Donald Dash and Rico E. Anderson
TVLine can confirm that said younger version of Shemar Moore’s character will be played in the Season 4 premiere by Donald Dash, whose previous TV credits include NBC’s Rise plus episodes of Blue Bloods, Bull and SVU.
Rico E. Anderson, meanwhile, will play a younger version of Obba Babatundé’s Daniel Harrelson, Sr. — just as he did in the May 2018 S.W.A.T. episode “Hoax.” (Anderson’s previous TV credits also include Quibi’s #FreeRayshawn and Apple TV+’s Truth Be Told.)
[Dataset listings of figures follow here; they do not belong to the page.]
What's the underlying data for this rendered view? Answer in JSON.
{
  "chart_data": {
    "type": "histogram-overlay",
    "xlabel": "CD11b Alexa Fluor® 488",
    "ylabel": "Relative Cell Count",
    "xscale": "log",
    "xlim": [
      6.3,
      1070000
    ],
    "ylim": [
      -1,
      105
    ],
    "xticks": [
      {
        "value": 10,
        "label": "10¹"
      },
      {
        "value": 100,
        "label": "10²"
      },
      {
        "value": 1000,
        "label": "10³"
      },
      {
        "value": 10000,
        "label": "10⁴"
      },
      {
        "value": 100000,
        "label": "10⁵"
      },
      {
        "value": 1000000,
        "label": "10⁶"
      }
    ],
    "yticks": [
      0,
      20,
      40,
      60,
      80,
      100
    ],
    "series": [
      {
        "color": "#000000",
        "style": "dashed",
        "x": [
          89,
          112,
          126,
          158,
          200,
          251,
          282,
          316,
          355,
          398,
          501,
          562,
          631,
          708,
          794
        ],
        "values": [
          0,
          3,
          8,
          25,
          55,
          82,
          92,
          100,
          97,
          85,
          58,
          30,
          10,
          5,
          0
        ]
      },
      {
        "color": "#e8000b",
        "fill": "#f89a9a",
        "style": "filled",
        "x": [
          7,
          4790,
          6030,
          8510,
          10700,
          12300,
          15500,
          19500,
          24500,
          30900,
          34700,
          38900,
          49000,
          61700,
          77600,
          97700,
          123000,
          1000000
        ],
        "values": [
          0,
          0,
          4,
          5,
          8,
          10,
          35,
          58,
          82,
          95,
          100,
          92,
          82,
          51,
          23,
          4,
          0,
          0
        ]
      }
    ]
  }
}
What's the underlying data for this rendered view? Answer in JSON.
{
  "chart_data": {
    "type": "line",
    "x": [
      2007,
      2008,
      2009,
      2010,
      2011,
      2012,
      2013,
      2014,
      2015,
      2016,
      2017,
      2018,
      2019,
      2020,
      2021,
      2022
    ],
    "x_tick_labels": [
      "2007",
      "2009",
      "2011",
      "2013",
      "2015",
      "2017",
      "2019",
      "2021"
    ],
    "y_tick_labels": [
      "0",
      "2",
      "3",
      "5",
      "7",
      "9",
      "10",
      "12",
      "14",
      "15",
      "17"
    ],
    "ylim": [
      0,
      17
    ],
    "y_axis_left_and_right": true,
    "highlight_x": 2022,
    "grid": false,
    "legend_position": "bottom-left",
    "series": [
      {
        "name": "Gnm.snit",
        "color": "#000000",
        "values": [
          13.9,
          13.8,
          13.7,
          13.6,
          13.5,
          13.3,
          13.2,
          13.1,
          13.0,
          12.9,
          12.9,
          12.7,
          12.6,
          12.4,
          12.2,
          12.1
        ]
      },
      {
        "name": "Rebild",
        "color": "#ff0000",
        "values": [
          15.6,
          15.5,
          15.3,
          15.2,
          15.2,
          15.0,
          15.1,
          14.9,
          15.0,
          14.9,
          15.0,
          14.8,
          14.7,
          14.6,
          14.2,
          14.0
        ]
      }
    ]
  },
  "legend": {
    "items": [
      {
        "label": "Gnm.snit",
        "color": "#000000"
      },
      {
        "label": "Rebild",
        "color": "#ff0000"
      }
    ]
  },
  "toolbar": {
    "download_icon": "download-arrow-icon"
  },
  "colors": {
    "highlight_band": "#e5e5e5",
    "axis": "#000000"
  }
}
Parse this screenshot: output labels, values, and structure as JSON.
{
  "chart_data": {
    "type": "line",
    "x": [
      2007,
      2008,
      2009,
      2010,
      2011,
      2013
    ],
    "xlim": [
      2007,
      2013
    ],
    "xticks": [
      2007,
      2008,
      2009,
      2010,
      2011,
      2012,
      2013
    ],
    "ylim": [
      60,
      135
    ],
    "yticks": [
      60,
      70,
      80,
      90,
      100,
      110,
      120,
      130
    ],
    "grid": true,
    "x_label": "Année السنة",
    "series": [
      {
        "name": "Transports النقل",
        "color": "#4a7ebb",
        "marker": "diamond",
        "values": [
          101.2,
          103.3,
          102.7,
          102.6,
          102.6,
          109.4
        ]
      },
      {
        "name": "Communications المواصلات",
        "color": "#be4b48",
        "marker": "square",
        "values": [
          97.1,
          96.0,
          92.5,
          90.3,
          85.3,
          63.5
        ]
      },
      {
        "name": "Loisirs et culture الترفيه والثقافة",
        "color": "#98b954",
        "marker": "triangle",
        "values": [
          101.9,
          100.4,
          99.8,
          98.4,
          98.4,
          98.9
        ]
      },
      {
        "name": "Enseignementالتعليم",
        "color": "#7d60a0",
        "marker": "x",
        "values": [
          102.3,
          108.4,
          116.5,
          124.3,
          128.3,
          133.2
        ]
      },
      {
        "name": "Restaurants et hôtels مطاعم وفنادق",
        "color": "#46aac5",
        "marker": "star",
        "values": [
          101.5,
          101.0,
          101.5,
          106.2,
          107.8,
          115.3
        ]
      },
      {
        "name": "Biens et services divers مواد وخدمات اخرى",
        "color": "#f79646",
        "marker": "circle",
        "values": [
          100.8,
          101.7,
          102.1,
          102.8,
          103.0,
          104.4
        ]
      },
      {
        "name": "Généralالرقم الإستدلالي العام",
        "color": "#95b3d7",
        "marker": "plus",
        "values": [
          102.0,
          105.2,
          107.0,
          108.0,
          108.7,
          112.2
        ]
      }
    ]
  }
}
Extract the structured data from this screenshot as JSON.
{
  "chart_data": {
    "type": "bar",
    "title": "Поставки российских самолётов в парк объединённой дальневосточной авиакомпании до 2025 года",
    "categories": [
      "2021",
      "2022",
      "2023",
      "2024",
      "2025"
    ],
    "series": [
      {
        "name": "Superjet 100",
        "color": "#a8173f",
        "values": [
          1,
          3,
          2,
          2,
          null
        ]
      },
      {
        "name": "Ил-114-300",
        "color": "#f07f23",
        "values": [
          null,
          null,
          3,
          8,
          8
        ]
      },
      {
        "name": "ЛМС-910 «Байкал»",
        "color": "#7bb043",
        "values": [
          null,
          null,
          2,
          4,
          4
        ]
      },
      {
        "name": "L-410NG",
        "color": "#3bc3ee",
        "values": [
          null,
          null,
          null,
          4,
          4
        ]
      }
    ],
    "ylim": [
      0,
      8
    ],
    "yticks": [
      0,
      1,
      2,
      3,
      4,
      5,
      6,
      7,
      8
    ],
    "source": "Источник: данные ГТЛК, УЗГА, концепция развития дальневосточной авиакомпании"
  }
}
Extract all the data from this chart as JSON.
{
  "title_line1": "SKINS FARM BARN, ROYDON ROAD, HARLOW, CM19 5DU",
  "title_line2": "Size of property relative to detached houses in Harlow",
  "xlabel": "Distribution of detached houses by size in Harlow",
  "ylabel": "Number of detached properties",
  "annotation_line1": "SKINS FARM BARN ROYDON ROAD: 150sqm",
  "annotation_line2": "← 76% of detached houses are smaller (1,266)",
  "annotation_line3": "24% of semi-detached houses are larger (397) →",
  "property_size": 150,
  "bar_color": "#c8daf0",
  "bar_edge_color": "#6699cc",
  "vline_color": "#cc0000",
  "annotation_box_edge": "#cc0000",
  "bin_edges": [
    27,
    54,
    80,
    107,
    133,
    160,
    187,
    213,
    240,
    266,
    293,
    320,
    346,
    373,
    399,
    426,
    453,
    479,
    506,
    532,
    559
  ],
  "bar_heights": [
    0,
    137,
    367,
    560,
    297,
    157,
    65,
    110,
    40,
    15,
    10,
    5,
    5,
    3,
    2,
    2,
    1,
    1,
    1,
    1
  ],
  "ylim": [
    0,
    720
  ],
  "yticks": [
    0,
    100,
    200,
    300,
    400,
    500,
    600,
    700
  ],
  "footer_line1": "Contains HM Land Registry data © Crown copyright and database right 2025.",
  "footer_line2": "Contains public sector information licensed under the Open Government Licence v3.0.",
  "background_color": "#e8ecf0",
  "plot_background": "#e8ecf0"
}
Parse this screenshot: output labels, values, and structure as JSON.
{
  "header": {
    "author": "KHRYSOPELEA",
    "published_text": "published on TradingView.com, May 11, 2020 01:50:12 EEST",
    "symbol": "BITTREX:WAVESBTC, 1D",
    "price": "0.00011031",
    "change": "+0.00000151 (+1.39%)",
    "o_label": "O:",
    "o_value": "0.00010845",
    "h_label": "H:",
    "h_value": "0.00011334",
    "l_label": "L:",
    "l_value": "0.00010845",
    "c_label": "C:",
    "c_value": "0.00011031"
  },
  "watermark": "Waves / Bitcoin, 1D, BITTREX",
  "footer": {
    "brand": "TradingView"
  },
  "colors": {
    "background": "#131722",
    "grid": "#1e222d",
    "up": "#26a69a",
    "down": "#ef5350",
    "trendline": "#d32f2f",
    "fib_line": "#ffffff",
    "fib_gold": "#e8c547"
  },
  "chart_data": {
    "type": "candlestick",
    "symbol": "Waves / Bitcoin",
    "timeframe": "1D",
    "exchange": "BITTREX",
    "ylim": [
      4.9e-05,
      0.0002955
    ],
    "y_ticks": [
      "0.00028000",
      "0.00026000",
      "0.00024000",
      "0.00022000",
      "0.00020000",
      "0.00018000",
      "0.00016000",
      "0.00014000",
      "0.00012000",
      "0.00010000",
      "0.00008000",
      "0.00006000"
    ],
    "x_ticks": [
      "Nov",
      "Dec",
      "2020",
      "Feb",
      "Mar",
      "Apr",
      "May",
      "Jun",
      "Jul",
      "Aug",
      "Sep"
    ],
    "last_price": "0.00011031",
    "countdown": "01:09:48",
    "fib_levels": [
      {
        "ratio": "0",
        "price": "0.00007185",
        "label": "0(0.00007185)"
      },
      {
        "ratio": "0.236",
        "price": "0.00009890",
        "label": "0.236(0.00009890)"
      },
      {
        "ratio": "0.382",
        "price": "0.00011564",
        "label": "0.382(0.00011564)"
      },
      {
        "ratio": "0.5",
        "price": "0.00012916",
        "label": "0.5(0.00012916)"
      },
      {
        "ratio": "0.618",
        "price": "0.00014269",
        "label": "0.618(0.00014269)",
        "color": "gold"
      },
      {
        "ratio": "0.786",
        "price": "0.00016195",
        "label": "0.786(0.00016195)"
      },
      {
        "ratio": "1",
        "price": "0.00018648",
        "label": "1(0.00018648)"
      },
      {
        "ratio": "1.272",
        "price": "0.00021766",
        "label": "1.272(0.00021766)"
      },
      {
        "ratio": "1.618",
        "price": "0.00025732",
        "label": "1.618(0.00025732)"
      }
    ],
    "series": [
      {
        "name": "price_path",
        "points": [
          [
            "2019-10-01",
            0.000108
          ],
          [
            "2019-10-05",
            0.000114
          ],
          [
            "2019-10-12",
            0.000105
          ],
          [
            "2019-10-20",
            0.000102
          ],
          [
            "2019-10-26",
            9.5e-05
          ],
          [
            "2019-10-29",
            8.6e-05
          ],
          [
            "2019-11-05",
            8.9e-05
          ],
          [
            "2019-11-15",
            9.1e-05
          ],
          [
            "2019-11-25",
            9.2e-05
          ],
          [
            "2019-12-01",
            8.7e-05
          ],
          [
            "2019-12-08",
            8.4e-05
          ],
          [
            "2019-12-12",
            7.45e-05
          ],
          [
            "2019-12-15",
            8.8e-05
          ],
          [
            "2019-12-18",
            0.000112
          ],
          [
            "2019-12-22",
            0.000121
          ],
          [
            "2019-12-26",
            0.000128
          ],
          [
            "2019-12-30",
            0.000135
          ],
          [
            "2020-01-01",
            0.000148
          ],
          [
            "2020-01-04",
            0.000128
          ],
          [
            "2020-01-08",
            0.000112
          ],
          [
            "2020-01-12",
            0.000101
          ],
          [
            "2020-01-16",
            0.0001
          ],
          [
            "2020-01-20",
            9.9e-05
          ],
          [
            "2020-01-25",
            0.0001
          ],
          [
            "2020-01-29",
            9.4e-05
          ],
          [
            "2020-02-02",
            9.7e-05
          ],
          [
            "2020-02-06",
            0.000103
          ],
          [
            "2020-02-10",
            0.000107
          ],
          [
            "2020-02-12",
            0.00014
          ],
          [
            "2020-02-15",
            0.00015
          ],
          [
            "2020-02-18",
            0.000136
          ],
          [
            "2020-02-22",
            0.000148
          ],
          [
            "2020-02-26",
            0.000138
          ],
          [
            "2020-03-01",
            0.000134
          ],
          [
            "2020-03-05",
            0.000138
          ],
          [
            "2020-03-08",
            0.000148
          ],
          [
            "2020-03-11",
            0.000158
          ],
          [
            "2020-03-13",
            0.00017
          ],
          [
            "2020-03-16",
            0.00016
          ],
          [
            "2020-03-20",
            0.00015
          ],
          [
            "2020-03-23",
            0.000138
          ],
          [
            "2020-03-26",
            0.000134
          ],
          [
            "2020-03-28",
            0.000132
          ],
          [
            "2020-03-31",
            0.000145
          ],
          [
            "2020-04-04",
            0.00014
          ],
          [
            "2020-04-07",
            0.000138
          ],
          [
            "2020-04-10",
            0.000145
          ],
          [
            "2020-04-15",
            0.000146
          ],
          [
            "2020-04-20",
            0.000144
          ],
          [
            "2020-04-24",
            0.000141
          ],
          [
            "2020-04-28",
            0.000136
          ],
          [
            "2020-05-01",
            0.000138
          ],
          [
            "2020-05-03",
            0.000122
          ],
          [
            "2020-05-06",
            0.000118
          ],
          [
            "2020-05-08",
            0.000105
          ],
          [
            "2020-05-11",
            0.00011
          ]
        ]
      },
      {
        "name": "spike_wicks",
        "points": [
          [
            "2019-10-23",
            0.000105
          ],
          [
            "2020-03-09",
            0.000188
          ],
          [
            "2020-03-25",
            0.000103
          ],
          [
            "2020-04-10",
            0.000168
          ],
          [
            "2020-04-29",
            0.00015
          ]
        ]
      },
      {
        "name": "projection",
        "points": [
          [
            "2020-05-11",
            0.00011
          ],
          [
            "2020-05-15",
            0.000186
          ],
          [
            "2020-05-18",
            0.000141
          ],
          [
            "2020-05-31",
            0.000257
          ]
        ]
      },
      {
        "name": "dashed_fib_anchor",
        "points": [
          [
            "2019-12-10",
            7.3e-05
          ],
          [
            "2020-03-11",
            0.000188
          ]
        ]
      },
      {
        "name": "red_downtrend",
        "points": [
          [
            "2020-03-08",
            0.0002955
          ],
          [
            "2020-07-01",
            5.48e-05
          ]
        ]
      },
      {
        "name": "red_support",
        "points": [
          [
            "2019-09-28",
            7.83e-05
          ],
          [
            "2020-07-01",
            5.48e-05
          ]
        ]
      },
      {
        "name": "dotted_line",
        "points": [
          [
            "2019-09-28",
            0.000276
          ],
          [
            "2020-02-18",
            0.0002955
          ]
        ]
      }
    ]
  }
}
Of course, this flashback to the 1992 L.A. riots, delayed as it was, now carries an even heavier weight, given the civil unrest that was inflamed this summer by George Floyd’s death at the hands of Minneapolis police, the shooting of Jacob Blake in Kenosha, Wis., and a Louisville police officer’s indictment on three counts of wanton endangerment in connection with the fatal shooting of Breonna Taylor in March.
The S.W.A.T. EPs and writers announced in June, amid the George Floyd-related protests, their resolve to “do better” in exploring themes of race and policing in minority communities.
Especially given how the cop drama was designed to examine the intersection of Black communities and law enforcement through the eyes of Moore’s Daniel “Hondo” Harrelson, an African-American cop who has one foot firmly planted in each world, “we will continue to mine the truth about these issues in the writing of our upcoming season,” the writing staff said in a statement.